The knockout power of Bond-girl glamour

The 007 connection has a certain mystique that continues to resonate with today’s fashionistas, says a vintage style blogger

Bond girl glamour is timeless. The irresistible combination of style and charm makes her more than a match for 007 – as accomplice or foe. So captivating are these women that buyers are prepared to spend a small fortune on items that were part of their seductive arsenal.

Solitaire’s tarot cards from Live and Let Die – shuffled by Jane Seymour’s long, pale fingers – sold at auction for £30,000 in 2012. Honey Ryder’s legendary white bikini from Dr No sold for £35,000 in 2001. Bond-girl memorabilia casts a strong spell, but her jewellery is perhaps the most bewitching of all. For the 1969 film On Her Majesty’s Secret Service, fashionable 1960s jeweller Charles de Temple created a two-tone gold wedding ring for Bond’s bride, Contessa Teresa di Vicenzo. The unique design spelled out part of the words from Louis Armstrong’s song We Have All the Time in the World, the romantic leitmotif from the movie’s score.

The most dazzling of Bond-girl treasures was created for Ursula Andress (pictured) by Grima jewellers: a stunning Lei necklace, winner of the De Beers Diamonds International Awards in 1965 and consisting of gold textured wire set with 16.84 carats of brilliant-cut diamonds. In 2011 Jojo Grima recreated this design (price on request) in a one-off edition. Grima creations continue to be highly sought after and the cocktail rings are some of the most exquisite designs I’ve ever seen: cabochon moonstones, harlequin opals and green tourmalines all surrounded by pavé-set diamonds. Grima has a fascinating heritage and counted members of the original 1960s jet set – such as Jackie Onassis, Princess Margaret and Estée Lauder – as admirers. This is conversation-piece jewellery at its most polished.


The sartorial style of Bond girls was no less high octane. Embellished gowns and sequin capes float across the screen for as long as 007 can resist the women wearing them. The Bond connection adds a certain mystique that continues to resonate with today’s fashionistas: for her 30th birthday celebrations, Kate Moss wore the same midnight-blue paillette dress that Britt Ekland wore to the London premiere of The Man With the Golden Gun in 1974.

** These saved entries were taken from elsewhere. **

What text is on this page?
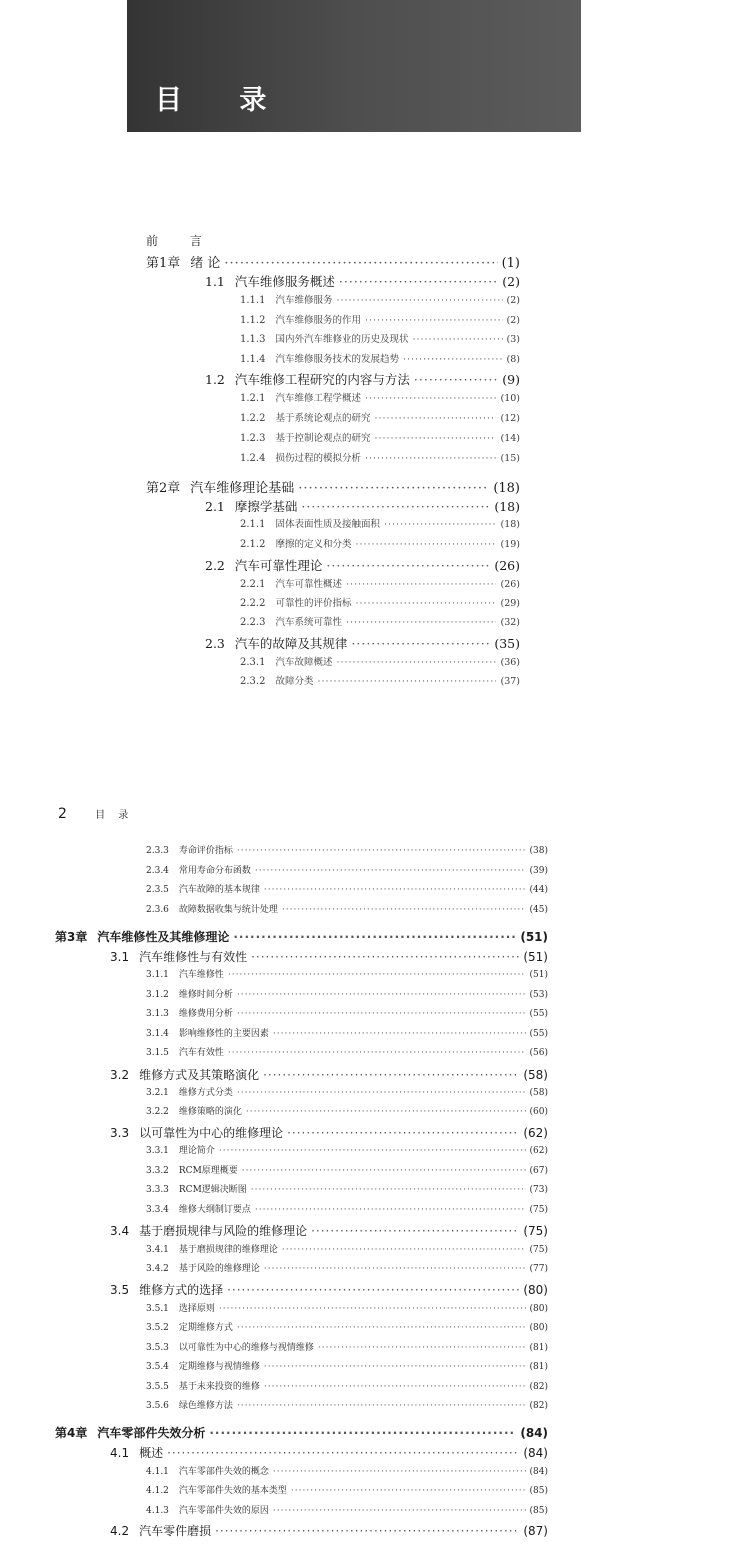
目 录
前 言
第1章 绪 论 ·····	(1)
1.1 汽车维修服务概述 ·····	(2)
1.1.1 汽车维修服务 ·····	(2)
1.1.2 汽车维修服务的作用 ·····	(2)
1.1.3 国内外汽车维修业的历史及现状 ·····	(3)
1.1.4 汽车维修服务技术的发展趋势 ·····	(8)
1.2 汽车维修工程研究的内容与方法 ·····	(9)
1.2.1 汽车维修工程学概述 ·····	(10)
1.2.2 基于系统论观点的研究 ·····	(12)
1.2.3 基于控制论观点的研究 ·····	(14)
1.2.4 损伤过程的模拟分析 ·····	(15)
第2章 汽车维修理论基础 ·····	(18)
2.1 摩擦学基础 ·····	(18)
2.1.1 固体表面性质及接触面积 ·····	(18)
2.1.2 摩擦的定义和分类 ·····	(19)
2.2 汽车可靠性理论 ·····	(26)
2.2.1 汽车可靠性概述 ·····	(26)
2.2.2 可靠性的评价指标 ·····	(29)
2.2.3 汽车系统可靠性 ·····	(32)
2.3 汽车的故障及其规律 ·····	(35)
2.3.1 汽车故障概述 ·····	(36)
2.3.2 故障分类 ·····	(37)
2	目 录
2.3.3 寿命评价指标 ·····	(38)
2.3.4 常用寿命分布函数 ·····	(39)
2.3.5 汽车故障的基本规律 ·····	(44)
2.3.6 故障数据收集与统计处理 ·····	(45)
第3章 汽车维修性及其维修理论 ·····	(51)
3.1 汽车维修性与有效性 ·····	(51)
3.1.1 汽车维修性 ·····	(51)
3.1.2 维修时间分析 ·····	(53)
3.1.3 维修费用分析 ·····	(55)
3.1.4 影响维修性的主要因素 ·····	(55)
3.1.5 汽车有效性 ·····	(56)
3.2 维修方式及其策略演化 ·····	(58)
3.2.1 维修方式分类 ·····	(58)
3.2.2 维修策略的演化 ·····	(60)
3.3 以可靠性为中心的维修理论 ·····	(62)
3.3.1 理论简介 ·····	(62)
3.3.2 RCM原理概要 ·····	(67)
3.3.3 RCM逻辑决断图 ·····	(73)
3.3.4 维修大纲制订要点 ·····	(75)
3.4 基于磨损规律与风险的维修理论 ·····	(75)
3.4.1 基于磨损规律的维修理论 ·····	(75)
3.4.2 基于风险的维修理论 ·····	(77)
3.5 维修方式的选择 ·····	(80)
3.5.1 选择原则 ·····	(80)
3.5.2 定期维修方式 ·····	(80)
3.5.3 以可靠性为中心的维修与视情维修 ·····	(81)
3.5.4 定期维修与视情维修 ·····	(81)
3.5.5 基于未来投资的维修 ·····	(82)
3.5.6 绿色维修方法 ·····	(82)
第4章 汽车零部件失效分析 ·····	(84)
4.1 概述 ·····	(84)
4.1.1 汽车零部件失效的概念 ·····	(84)
4.1.2 汽车零部件失效的基本类型 ·····	(85)
4.1.3 汽车零部件失效的原因 ·····	(85)
4.2 汽车零件磨损 ·····	(87)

Phoenix-based Vintage Fashion has an original 1960s Donald Brooks design for sale that would suit Domino’s monochrome wardrobe in Thunderball, featuring a plunging neckline festooned with giant Swarovski crystals ($1,800). To emulate Solitaire’s more bohemian look, the boutique has a 1960s Jean Patou kaftan in emerald-green silk ($7,500). Dr Kananga would surely approve. These garments retain their allure thanks to their impeccable craftsmanship and – despite the artistry of modern designer collections – there is something irreplaceably chic about original vintage dresses.

Bond-girl style amounts to much more than suggestive names and furtive backgrounds. Whether ally or villainess ­– and usually lover, regardless – these women express a particular kind of glamour that is best experienced through the uniquely beautiful clothes and jewellery of their time.